Posted 2012-03-20 8:19 PM (#7396 - in reply to #7381) Subject: Re: No Longer on the Road
I am with you! We too, had to take a "J.O.B." and stuck inside the city of Indiana. (I work graves, he works swing). Feeling a bit gripy too, as I think that last year we were hanging out in San Diego, enjoying LIFE! WE did shows on the road the whole year, but I am here to tell you that the rising costs of everything, (Like GAS to get anywhere!) makes it pretty hard to turn a profit and keep afloat in any sence. I just checked the stock we have in the back of the RV and the moisture has gotten to some of it, which means some of the stock is ruined.

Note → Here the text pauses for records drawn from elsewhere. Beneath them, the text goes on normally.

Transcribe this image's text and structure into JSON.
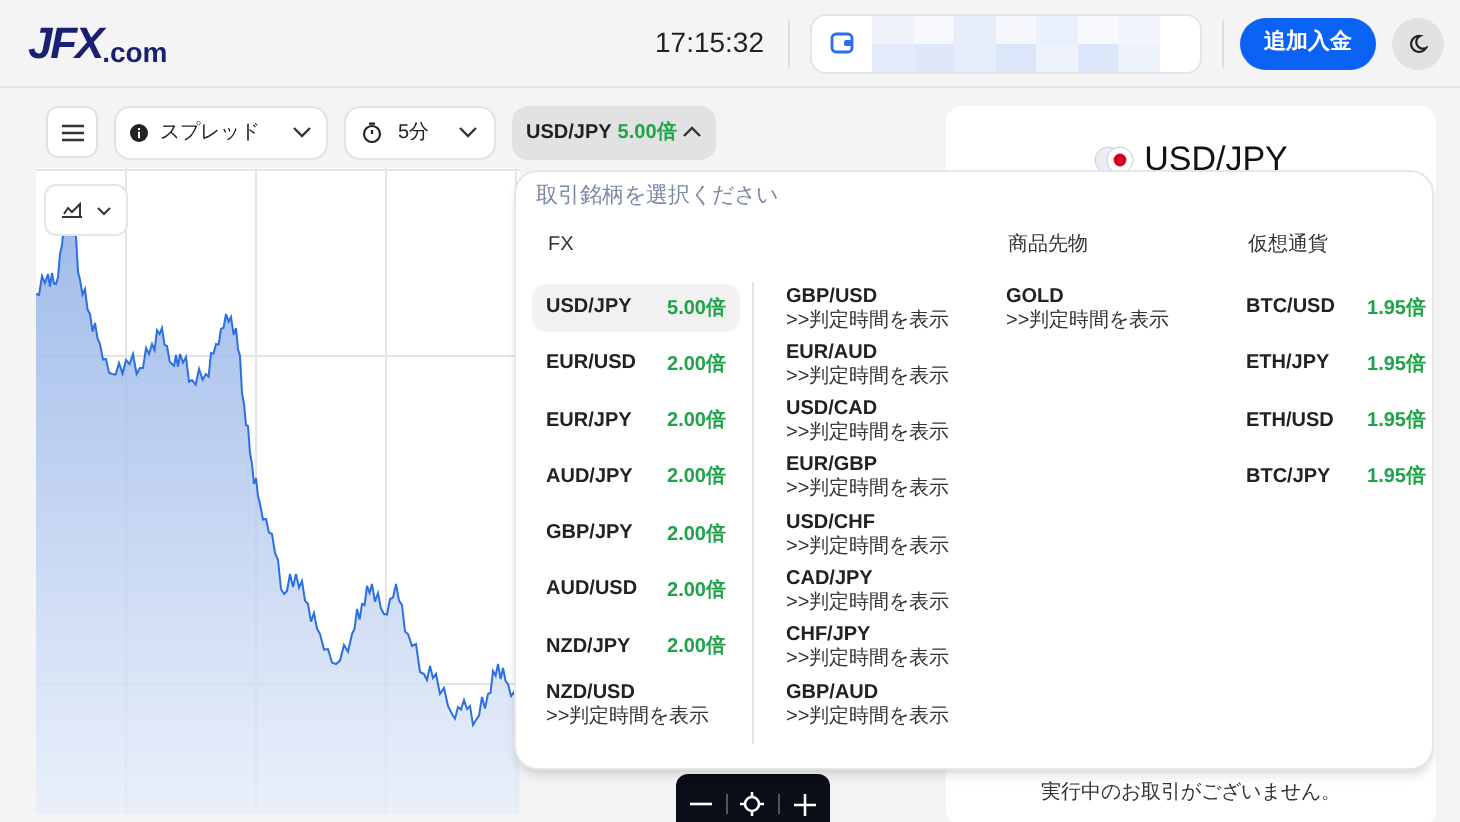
{
  "header": {
    "logo_main": "JFX",
    "logo_suffix": ".com",
    "time": "17:15:32",
    "deposit_button": "追加入金"
  },
  "toolbar": {
    "spread_select": "スプレッド",
    "timeframe_select": "5分",
    "symbol": {
      "label": "USD/JPY",
      "payout": "5.00倍",
      "expanded": true
    }
  },
  "picker": {
    "title": "取引銘柄を選択ください",
    "groups": [
      {
        "heading": "FX",
        "columns": [
          [
            {
              "kind": "payout",
              "symbol": "USD/JPY",
              "payout": "5.00倍",
              "selected": true
            },
            {
              "kind": "payout",
              "symbol": "EUR/USD",
              "payout": "2.00倍",
              "selected": false
            },
            {
              "kind": "payout",
              "symbol": "EUR/JPY",
              "payout": "2.00倍",
              "selected": false
            },
            {
              "kind": "payout",
              "symbol": "AUD/JPY",
              "payout": "2.00倍",
              "selected": false
            },
            {
              "kind": "payout",
              "symbol": "GBP/JPY",
              "payout": "2.00倍",
              "selected": false
            },
            {
              "kind": "payout",
              "symbol": "AUD/USD",
              "payout": "2.00倍",
              "selected": false
            },
            {
              "kind": "payout",
              "symbol": "NZD/JPY",
              "payout": "2.00倍",
              "selected": false
            },
            {
              "kind": "schedule",
              "symbol": "NZD/USD",
              "note": ">>判定時間を表示",
              "selected": false
            }
          ],
          [
            {
              "kind": "schedule",
              "symbol": "GBP/USD",
              "note": ">>判定時間を表示",
              "selected": false
            },
            {
              "kind": "schedule",
              "symbol": "EUR/AUD",
              "note": ">>判定時間を表示",
              "selected": false
            },
            {
              "kind": "schedule",
              "symbol": "USD/CAD",
              "note": ">>判定時間を表示",
              "selected": false
            },
            {
              "kind": "schedule",
              "symbol": "EUR/GBP",
              "note": ">>判定時間を表示",
              "selected": false
            },
            {
              "kind": "schedule",
              "symbol": "USD/CHF",
              "note": ">>判定時間を表示",
              "selected": false
            },
            {
              "kind": "schedule",
              "symbol": "CAD/JPY",
              "note": ">>判定時間を表示",
              "selected": false
            },
            {
              "kind": "schedule",
              "symbol": "CHF/JPY",
              "note": ">>判定時間を表示",
              "selected": false
            },
            {
              "kind": "schedule",
              "symbol": "GBP/AUD",
              "note": ">>判定時間を表示",
              "selected": false
            }
          ]
        ]
      },
      {
        "heading": "商品先物",
        "columns": [
          [
            {
              "kind": "schedule",
              "symbol": "GOLD",
              "note": ">>判定時間を表示",
              "selected": false
            }
          ]
        ]
      },
      {
        "heading": "仮想通貨",
        "columns": [
          [
            {
              "kind": "payout",
              "symbol": "BTC/USD",
              "payout": "1.95倍",
              "selected": false
            },
            {
              "kind": "payout",
              "symbol": "ETH/JPY",
              "payout": "1.95倍",
              "selected": false
            },
            {
              "kind": "payout",
              "symbol": "ETH/USD",
              "payout": "1.95倍",
              "selected": false
            },
            {
              "kind": "payout",
              "symbol": "BTC/JPY",
              "payout": "1.95倍",
              "selected": false
            }
          ]
        ]
      }
    ]
  },
  "side_panel": {
    "title": "USD/JPY",
    "empty_message": "実行中のお取引がございません。"
  }
}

I know we will get back on the road. I have no intentions of settling down in the city here!!! Brainstorming for ideas too. Glad that you came and voiced your displeasure. That is why we are here! To share, support, and throw ideas around.

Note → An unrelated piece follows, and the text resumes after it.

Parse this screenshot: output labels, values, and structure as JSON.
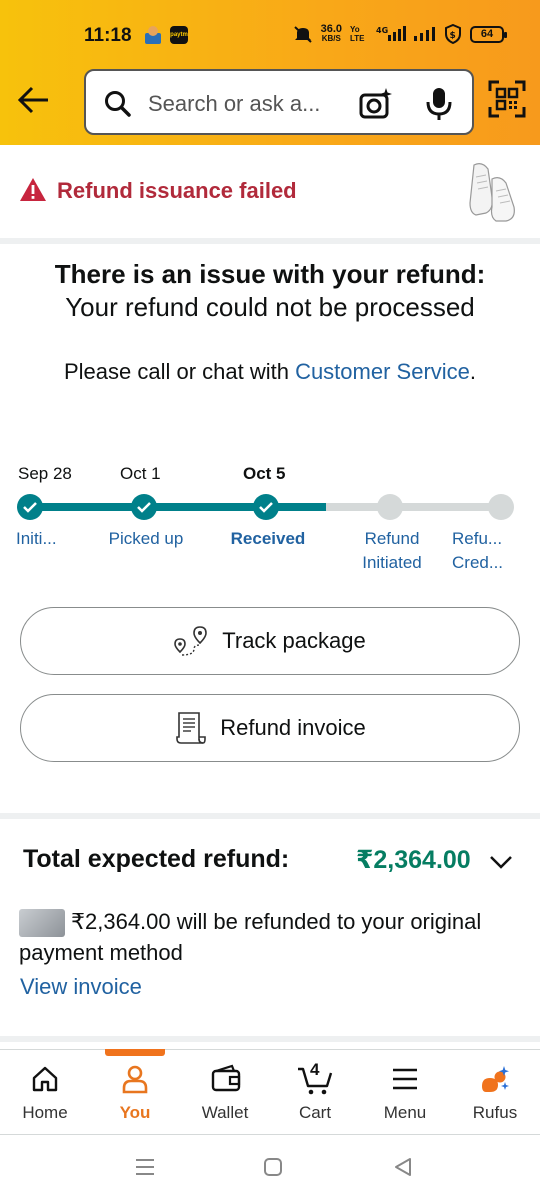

Hang in there. This too shall pass!!!!!
Posted 2012-04-24 1:06 AM (#7415 - in reply to #7381) Subject: Re: No Longer on the Road
I can relate...I only spent about 6 months on the road and didn't even have an RV then, I spent the time camping. We settled for a year and a half and then got an RV and never got on the road. Now my relationship ended and our trailer is with him so I'm looking for a new RV now. I don't make a lot of money right now, but I'm putting everything into starting my business and making it profitable enough to sustain me...also looking for ways to make full-timing easier...veggie fuel, work/trade and free parking, etc. I would seriously just immerse yourself in finding out how to make nomadic living more secure for you...there are many, many options out there, they're just difficult to find sometimes, but you can find a way to make it work. Try not to rush it and make sure you really have the basics(like being able to afford it) straightened out before you leave! Good luck.

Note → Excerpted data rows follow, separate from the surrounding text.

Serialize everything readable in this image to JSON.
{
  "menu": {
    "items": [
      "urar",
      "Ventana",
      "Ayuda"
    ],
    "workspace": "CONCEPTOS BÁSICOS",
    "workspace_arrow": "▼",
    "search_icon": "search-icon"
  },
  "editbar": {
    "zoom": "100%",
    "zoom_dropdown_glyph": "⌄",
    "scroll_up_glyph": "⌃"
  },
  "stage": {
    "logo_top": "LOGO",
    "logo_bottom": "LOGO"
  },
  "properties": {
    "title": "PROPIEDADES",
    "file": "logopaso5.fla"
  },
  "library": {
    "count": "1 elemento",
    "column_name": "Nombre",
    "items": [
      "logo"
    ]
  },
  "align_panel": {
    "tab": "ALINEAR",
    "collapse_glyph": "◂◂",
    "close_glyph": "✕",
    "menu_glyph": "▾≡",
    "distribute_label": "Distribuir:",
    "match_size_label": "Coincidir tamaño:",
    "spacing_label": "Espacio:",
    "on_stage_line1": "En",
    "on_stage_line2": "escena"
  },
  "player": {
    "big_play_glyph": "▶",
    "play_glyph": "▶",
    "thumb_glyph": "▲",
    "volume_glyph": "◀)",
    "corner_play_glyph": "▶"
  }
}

Posted 2012-05-20 2:48 AM (#7432 - in reply to #7381) Subject: RE: No Longer on the Road
Thanks you guys for your encouragement. It is good to know I am not the only one struggling with keeping still! Although I don't wish it on anyone. I think the wanderlust has well and truly got hold of me. I have had some good times and then I get down for a few days. Then I just pick up and carry on. We are currently researching internet businesses that we can start up in order to fund the future, hopefully enough to enable my DH to stop working for someone else and then for us to get back on the road. It is difficult though, to come up with an idea that has not been done to death already, or to monetize a blog etc. Any ideas would be greatly appreciated!